The Viking Sun anchored off the shore of Akaroa on the Banks Peninsula, South Island, New Zealand very early Sunday morning. Without a clear itinerary, Denise couldn’t resist exploring this tiny historic town from one end to the other. One of the first things she noticed is the number of buildings flying the flags of both New Zealand and France. It seems that this area was settled by both the British and the French in the 1830’s, and the influence of both countries is woven into the native Maori traditions to create a lovely blended culture with a definite French flair. Just off the main beach road is the sweet Rue Jolie, where the buildings could not be more charming. There’s an historic library, theater, private homes, B&Bs, shops, restaurants, a Masonic Lodge, and lots and lots of flowers.
We also encountered Doug…not Doug the timeless-traveler, but a large wooden bear on display on the front lawn of a private residence. Doug’s sign reads “My name is DOUGLAS W. I’m carved from a 135 year old redwood tree I’m 3 m tall and 250 kg. I love to have my photo taken but please stay off the property unless you ask permission. When posting your picture, #douglaswakaroa. We love to see where he ends up.”
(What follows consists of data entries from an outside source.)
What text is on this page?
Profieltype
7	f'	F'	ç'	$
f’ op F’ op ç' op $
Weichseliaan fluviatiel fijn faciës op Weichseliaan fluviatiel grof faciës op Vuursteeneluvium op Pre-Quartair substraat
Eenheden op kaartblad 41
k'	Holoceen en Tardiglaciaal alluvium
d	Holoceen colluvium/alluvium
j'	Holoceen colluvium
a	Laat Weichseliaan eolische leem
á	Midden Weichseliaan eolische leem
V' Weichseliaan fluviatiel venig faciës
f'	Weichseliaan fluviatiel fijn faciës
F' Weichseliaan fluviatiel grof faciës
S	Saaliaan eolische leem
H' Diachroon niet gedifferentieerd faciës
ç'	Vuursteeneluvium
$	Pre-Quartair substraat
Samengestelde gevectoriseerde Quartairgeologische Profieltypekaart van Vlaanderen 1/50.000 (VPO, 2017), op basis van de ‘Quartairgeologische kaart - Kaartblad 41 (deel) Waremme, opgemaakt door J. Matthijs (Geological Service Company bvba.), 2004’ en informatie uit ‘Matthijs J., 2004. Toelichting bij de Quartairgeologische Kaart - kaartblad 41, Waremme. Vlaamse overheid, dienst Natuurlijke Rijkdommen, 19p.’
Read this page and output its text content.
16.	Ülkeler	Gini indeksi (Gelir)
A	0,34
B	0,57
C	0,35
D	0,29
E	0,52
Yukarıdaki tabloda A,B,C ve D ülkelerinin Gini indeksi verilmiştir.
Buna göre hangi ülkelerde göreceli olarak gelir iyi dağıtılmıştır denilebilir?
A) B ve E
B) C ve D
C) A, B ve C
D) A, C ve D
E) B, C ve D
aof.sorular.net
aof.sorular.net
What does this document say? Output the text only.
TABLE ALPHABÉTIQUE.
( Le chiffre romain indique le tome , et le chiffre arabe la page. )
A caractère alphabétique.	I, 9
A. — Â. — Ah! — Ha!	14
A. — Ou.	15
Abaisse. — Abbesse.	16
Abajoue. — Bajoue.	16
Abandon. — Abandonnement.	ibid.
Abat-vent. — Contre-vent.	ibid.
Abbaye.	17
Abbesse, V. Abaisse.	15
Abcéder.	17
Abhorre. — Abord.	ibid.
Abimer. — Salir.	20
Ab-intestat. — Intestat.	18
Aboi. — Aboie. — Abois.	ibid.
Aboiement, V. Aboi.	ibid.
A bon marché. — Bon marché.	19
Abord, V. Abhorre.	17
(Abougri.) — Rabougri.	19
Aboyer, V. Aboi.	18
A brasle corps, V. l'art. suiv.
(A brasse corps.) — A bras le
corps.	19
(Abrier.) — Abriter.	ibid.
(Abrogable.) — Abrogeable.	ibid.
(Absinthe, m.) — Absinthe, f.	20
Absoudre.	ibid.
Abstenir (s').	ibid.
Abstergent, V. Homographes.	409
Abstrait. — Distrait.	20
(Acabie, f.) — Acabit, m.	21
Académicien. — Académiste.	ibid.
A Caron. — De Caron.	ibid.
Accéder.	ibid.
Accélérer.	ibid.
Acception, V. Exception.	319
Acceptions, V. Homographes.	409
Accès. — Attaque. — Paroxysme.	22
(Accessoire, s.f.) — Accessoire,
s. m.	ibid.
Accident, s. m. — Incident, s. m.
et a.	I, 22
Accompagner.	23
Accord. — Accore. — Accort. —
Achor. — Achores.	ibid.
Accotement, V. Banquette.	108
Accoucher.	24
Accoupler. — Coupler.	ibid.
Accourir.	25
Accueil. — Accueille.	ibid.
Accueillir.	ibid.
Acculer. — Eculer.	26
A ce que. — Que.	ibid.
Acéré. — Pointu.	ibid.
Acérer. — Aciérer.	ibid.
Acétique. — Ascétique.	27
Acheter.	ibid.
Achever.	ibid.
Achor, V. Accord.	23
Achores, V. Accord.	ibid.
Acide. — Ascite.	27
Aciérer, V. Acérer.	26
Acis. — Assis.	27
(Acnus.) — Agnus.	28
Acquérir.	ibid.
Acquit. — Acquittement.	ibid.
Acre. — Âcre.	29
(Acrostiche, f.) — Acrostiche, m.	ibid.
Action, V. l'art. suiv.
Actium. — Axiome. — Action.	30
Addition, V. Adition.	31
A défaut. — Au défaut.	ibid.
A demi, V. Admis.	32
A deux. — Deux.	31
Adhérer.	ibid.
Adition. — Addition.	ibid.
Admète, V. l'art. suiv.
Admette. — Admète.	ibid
Rue Jolie dead-ends at an iron gate which reads “Garden of Tane.” Although closed to vehicular traffic, the gate is open to walkers, and it looked very beautiful and inviting. According to a plaque at the entrance, the Garden of Tane Scenic Reserve started in July 1874. Over the years, many exotic trees were planted, creating a veritable arboretum, but after World War I the garden fell into disrepair. In 1964, farmer and environmentalist Arthur Ericson retired to Akaroa and over 25 years made significant improvements including planting over 200 species of native plants to complement the mature exotic tree specimens within the park. He also built a children’s playground including the “iron rocking horse” pictured below. Today the garden continues to benefit from the efforts of countless volunteers. It’s a “place of peace and shade, birdsong and mystery where lucky visitors are treated to a variety of hiking paths, the song of native birds, vistas of the harbour, a playground, and this beautiful bush reserve in the midst of Akaroa.” It was definitely a highlight of Denise’s morning, as she stopped and sat in the shade on one of the park benches to rest and finish a book. If you ever get to Akaroa, make some time for the Garden of Tane.
The temperature rose throughout the day, reaching a high of 97 degrees, but the gentle breeze along the harbor provided some welcome relief. A wooden lighthouse, built in 1800, lights the west end of the harbor, and a War Memorial stands tall at the east end to commemorate the New Zealand soldiers who made the ultimate sacrifice. In between, people (and dogs!) could be seen enjoying a variety of water sports from the beach and wharf.
Before we set sail from Akaroa, we got to take a scenic drive along the rest of the Banks Peninsula and the scenic Takamuta, Robinsons, and Duvachelle Bays. The breathtaking views will be beautiful reminders of a really lovely day in Akaroa, New Zealand.